Error in R - no applicable method for 'predict' applied to an object of class "formula"

Moritz B picture Moritz B · Dec 12, 2016 · Viewed 12.9k times · Source

I'd like to ask for help with the predict function. I want to get a fitting line to my data analog to abline(). For a different system I used this approach before.

mod1<-glm(data$Lengthmm ~ data$qbH.yr.med, family=quasipoisson,
    subset = data$Age==1)

xv <- seq(min(data$qbH.yr.med), max(data$qbH.yr.med), 
    length.out = length(data$Lengthmm))                #    poisson regression

yv <- predict(mod1 ~ data$qbH.yr.med, family=quasipoisson, list(x = xv))

Error in UseMethod("predict") : no applicable method for 'predict' applied to an object of class "formula"

typeof(mod1)
# [1] "list"
typeof(xv)
# [1] "double"
class(mod1)
# [1] "glm" "lm" 
class(xv)
# [1] "numeric"

I have no idea why it asks for the "formula" as non of my factors are of this class... I would by happy about help, or ideas for this error.

Answer

Ben Bolker picture Ben Bolker · Dec 12, 2016

As others have commented, it's hard to see how this could ever have worked in the past. There are a few points here:

  • it's best practice to supply a data argument and use only the names of the variables (i.e.

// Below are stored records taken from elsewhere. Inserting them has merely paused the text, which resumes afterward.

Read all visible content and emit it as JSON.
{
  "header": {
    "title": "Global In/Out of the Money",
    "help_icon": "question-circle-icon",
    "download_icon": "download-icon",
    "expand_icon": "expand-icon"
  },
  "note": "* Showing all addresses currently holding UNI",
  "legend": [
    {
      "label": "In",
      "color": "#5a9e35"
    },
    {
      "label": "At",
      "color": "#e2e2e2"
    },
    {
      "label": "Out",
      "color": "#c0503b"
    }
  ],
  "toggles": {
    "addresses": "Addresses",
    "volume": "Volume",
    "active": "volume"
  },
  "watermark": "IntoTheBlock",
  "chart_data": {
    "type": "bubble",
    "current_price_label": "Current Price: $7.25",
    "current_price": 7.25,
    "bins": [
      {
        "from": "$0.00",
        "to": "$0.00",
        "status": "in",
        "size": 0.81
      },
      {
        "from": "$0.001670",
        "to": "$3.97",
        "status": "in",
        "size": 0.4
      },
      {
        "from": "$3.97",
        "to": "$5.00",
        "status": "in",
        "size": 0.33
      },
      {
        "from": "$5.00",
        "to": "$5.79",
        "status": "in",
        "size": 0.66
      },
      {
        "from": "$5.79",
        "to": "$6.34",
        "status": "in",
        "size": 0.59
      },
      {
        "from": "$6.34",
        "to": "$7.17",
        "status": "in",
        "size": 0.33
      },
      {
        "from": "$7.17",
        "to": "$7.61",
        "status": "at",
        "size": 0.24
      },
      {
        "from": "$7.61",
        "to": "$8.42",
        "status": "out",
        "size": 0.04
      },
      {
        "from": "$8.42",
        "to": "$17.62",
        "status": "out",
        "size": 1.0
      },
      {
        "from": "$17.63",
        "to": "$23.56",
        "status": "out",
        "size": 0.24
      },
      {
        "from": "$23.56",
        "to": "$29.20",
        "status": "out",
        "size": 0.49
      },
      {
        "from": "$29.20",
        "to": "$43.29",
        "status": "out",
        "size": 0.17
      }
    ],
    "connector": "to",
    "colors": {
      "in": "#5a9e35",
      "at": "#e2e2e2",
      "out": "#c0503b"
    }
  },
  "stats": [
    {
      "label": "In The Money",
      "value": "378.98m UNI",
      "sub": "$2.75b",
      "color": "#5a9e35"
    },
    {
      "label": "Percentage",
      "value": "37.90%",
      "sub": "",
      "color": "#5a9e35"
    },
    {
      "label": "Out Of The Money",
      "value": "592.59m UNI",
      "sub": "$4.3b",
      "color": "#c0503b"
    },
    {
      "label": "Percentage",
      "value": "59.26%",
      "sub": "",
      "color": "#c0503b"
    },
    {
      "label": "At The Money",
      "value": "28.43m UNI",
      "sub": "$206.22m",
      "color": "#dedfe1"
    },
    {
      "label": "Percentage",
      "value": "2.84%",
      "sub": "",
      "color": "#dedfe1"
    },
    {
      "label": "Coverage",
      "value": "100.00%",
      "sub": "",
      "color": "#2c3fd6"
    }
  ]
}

Lengthhmm, not data$Lengthmm), especially if you want predict() and other post-fitting machinery to work
  • for predict you should supply the fitted model and (optionally) a newdata argument that matches the original data frame
  • it's a good idea not to call your data data (this masks a built-in R function, although it doesn't usually cause trouble)

Making up a reproducible example:

set.seed(101)
dd <- data.frame(Lengthmm=1:10,qbH.yr.med=rpois(10,1),
                 Age=rep(1,10))

Fitting:

mod1 <- glm(Lengthmm ~ qbH.yr.med, family=quasipoisson,
            data=dd,
            subset = (Age==1))
xv <- with(dd,
         data.frame(qbH.yr.med=seq(min(qbH.yr.med), max(qbH.yr.med), 
                        length.out = length(Lengthmm))))
yv <- predict(mod1, newdata=xv)

By the way, it seems a bit fishy to use family=quasipoisson for a response called Lengthmm - I would generally think that lengths would be continuous, and hence more likely to be Normal or log-Normal (or some other transformation of Normal) rather than Poisson-distributed or distributed with a variance proportional to their mean (i.e. "quasi-Poisson" ...)